First, let’s define what PR means from the perspective of the customer (i.e., a journalist) and the customer’s customer (i.e., the readers of the journalists’ publications). Looked at this way, there are only two types of PR: Guard dog PR and placement PR. Let’s look at each in more detail.

Guard dog PR. These are the internal corporate PR representatives. Unless the company they work for is a startup or otherwise desperate for attention, these people tend to be ground down by the risk management aspect of their jobs over time. Much like IT people, they don’t hear much from anyone inside their companies unless something goes wrong. Then they get plenty of the wrong kinds of attention. The pressures on the guard dogs lead to a lot of problems:

  • The emphasis is on risk avoidance. The outsized focus on the negative from the people that sign internal PR people’s checks inevitably turns them into risk-averse guard dogs. After all, the only real foolproof way to keep your people from saying stupid things is to not let them speak in the first place.
  • Message control cuts out half the conversation. Our lives are filled with good and bad, yin and yang. It’s called being human. But guard dogs don’t have that luxury. If they are to avoid risk, they must stick to the positive—or at least the not negative. Like that last phrase, what ends up coming out is crap that doesn’t sound human.
  • Your customer hates and avoids you. Journalists have always hated the system represented by the guard dogs. This hatred sparked a (not quite) equal and opposite reaction: investigative journalism. Journalists try to get around the guard dogs whenever and however possible, which often makes the situation even worse for companies.
  • The rigors of the job breed mistrust. Like the people behind the counter at the DMV, most guard dogs have had just enough bad experiences with people to make them wary and mistrusting of everyone. And frankly, the demands of the job favor those who come to mistrust naturally. These aren’t the people you want talking to influencers and customers.
  • Nobody reads your content. Back when we had a strong press, the fact that press releases were self-aggrandizing crap didn’t matter. In order to differentiate themselves from the many other journalists receiving the same releases, self-respecting journalists never used anything from press releases in their stories. They dug deeper and created original content. Today, the few remaining journalists don’t even have time to read the releases anymore. They do their research on the web. And customers never read the releases.
  • Press releases are not substitutes for real content. As the media melts away, companies can’t link to or highlight objective sources on the website. That means many companies have nothing to offer visitors to their websites besides press releases and offering descriptions. In B2B, that’s not going to build relationships with customers.

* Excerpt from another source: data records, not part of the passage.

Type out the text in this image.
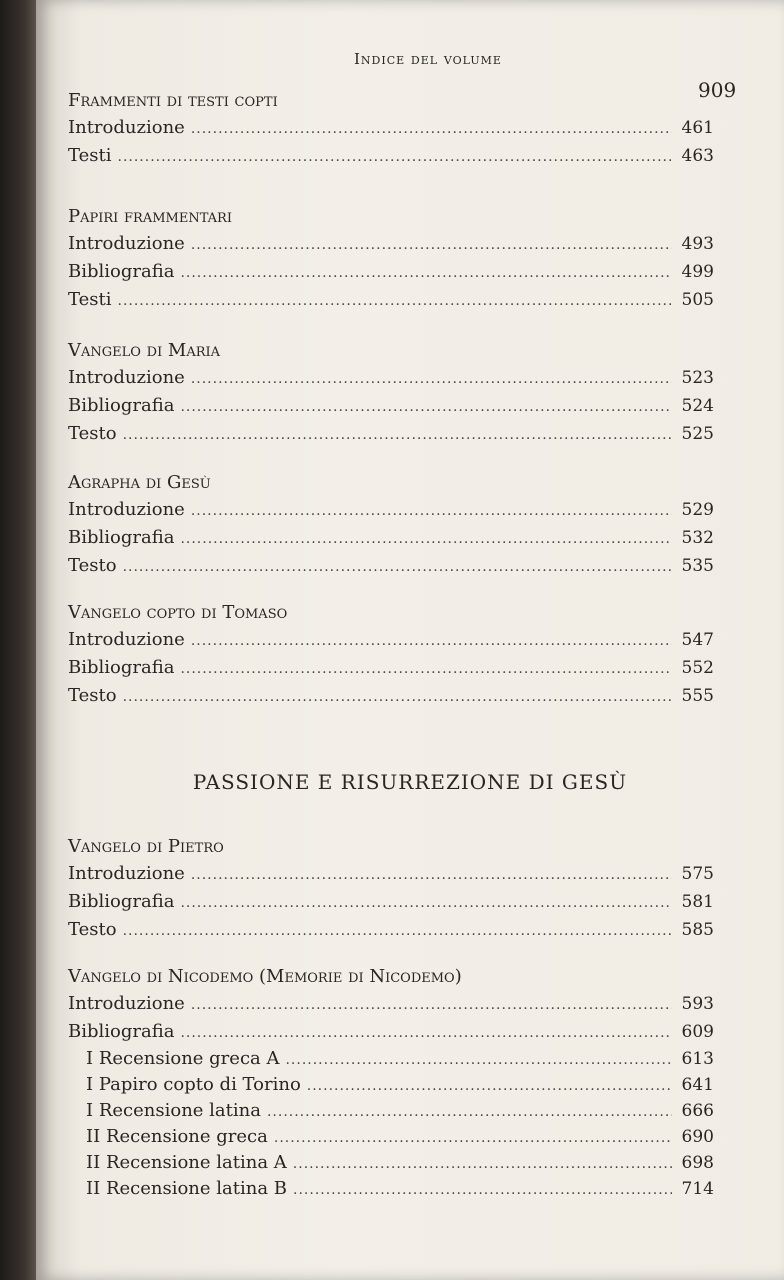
Indice del volume
909
Frammenti di testi copti
Introduzione .....	461
Testi .....	463
Papiri frammentari
Introduzione .....	493
Bibliografia .....	499
Testi .....	505
Vangelo di Maria
Introduzione .....	523
Bibliografia .....	524
Testo .....	525
Agrapha di Gesù
Introduzione .....	529
Bibliografia .....	532
Testo .....	535
Vangelo copto di Tomaso
Introduzione .....	547
Bibliografia .....	552
Testo .....	555
PASSIONE E RISURREZIONE DI GESÙ
Vangelo di Pietro
Introduzione .....	575
Bibliografia .....	581
Testo .....	585
Vangelo di Nicodemo (Memorie di Nicodemo)
Introduzione .....	593
Bibliografia .....	609
I Recensione greca A .....	613
I Papiro copto di Torino .....	641
I Recensione latina .....	666
II Recensione greca .....	690
II Recensione latina A .....	698
II Recensione latina B .....	714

Placement PR. The second type of PR is based on getting the company’s thought leaders into publications and other externally-sponsored venues. Occasionally, the placement PR people are in-house, but in the vast majority of cases the placement people are contracted through PR agencies. This does a number of things. First, it focuses the agency on some clear goals—cranking out press releases and getting press mentions—and gives the guard dogs a degree of separation that helps with risk management. For example, if the agency-managed interview leads to bad press, the guard dogs can show that they are managing risk for the company by blaming and firing the agency (agencies are used to this and work with many different companies in order to manage the ever-present risk of getting fired). However, there are as many problems with this model as with the guard dog model:

  • Lack of focus. PR agencies generally serve as many different clients as possible in order to maximize their resources and profits. This usually means an avalanche of poorly written, completely untargeted press releases, and interview pitches that show no understanding of the target influencer’s publication or audience.
  • Metrics that favor activity over results. Agencies’ goals and metrics are usually based on the needs and wants of the guard dogs rather than on the needs and wants of the target customer—the influencer. This means that metrics are based on merely making contact and shoveling crap out the door rather than helping influencers meet their goals.
  • The emphasis is on contacting rather than helping. In fairness to PR people, if their metrics were entirely based on placements in articles, they’d all starve. Journalists can only do so many interviews and many of those don’t make it into articles. But most agencies overemphasize contacting—annoying phone calls, emails, etc.—at the expense of helping.
  • The pool of targets is shrinking. PR people have always outnumbered journalists, but these days it looks like a beehive surrounding the queen. Meanwhile, companies’ appetite for exposure continues unabated, which just increases the noise that the few remaining journalists are hearing to an unintelligible level. Companies that aren’t cutting the number of placement people are wasting their money.
  • The process is incredibly expensive and inefficient. The process of getting subject matter experts placed in publications or other third-party content channels is awful for everyone involved. The agency must go through the guard dogs to get permission for the subject matter experts to speak, then they must get the attention of the busy interviewee, then they must coordinate with the busy executive and the external parties to make it all come together. The inefficiency and expense of this process for the agencies was tough to justify even in the glory days of trade journalism, conferences, and trade shows. Now, it’s even harder to justify.
  • Control kills placement. I could always tell when my interviewees were coached and under a tight leash. They were uncomfortable, guarded, and hurried. And they never said anything of value. The entire process was focused on trying to use me and my publication for corporate messaging—as though that’s what my readers wanted. I’m sure many of these PR people went back to their companies proclaiming success after one of these interviews. I never used any of it.
  • Trust requires fewer resources. Most of the hundreds of CIOs I interviewed over the course of my career were happy to be interviewed. Most had no media training, and many spoke to me without PR people on the line. The CIOs instinctively understood that they were spokespeople for their companies while also understanding that spouting corporate pabulum would not get them quoted. And they knew the value of being perceived as a thought leader, both within their companies and with their peers. I think some guard dogs and agencies perpetuate the myth that their subject matter experts will crack under questioning and that companies need to spend lavishly on legions of PR people to prevent the inevitable disaster. It’s a myth.

I don’t hate PR people
Look, please don’t think that I dislike PR people or don’t understand their value. As a journalist I met up with some real pros that got it. They understood my publication, my audience, and my needs. They would work hard to get CIOs and subject matter experts to agree to talk to me in an open way. They didn’t coach CIOs to talk only about how they used the products and services of the company. On the contrary, they asked me to explain the story I was working on and supplied that information to the CIO or their subject matter experts prior to the interview. I truly valued these PR pros and always told them so.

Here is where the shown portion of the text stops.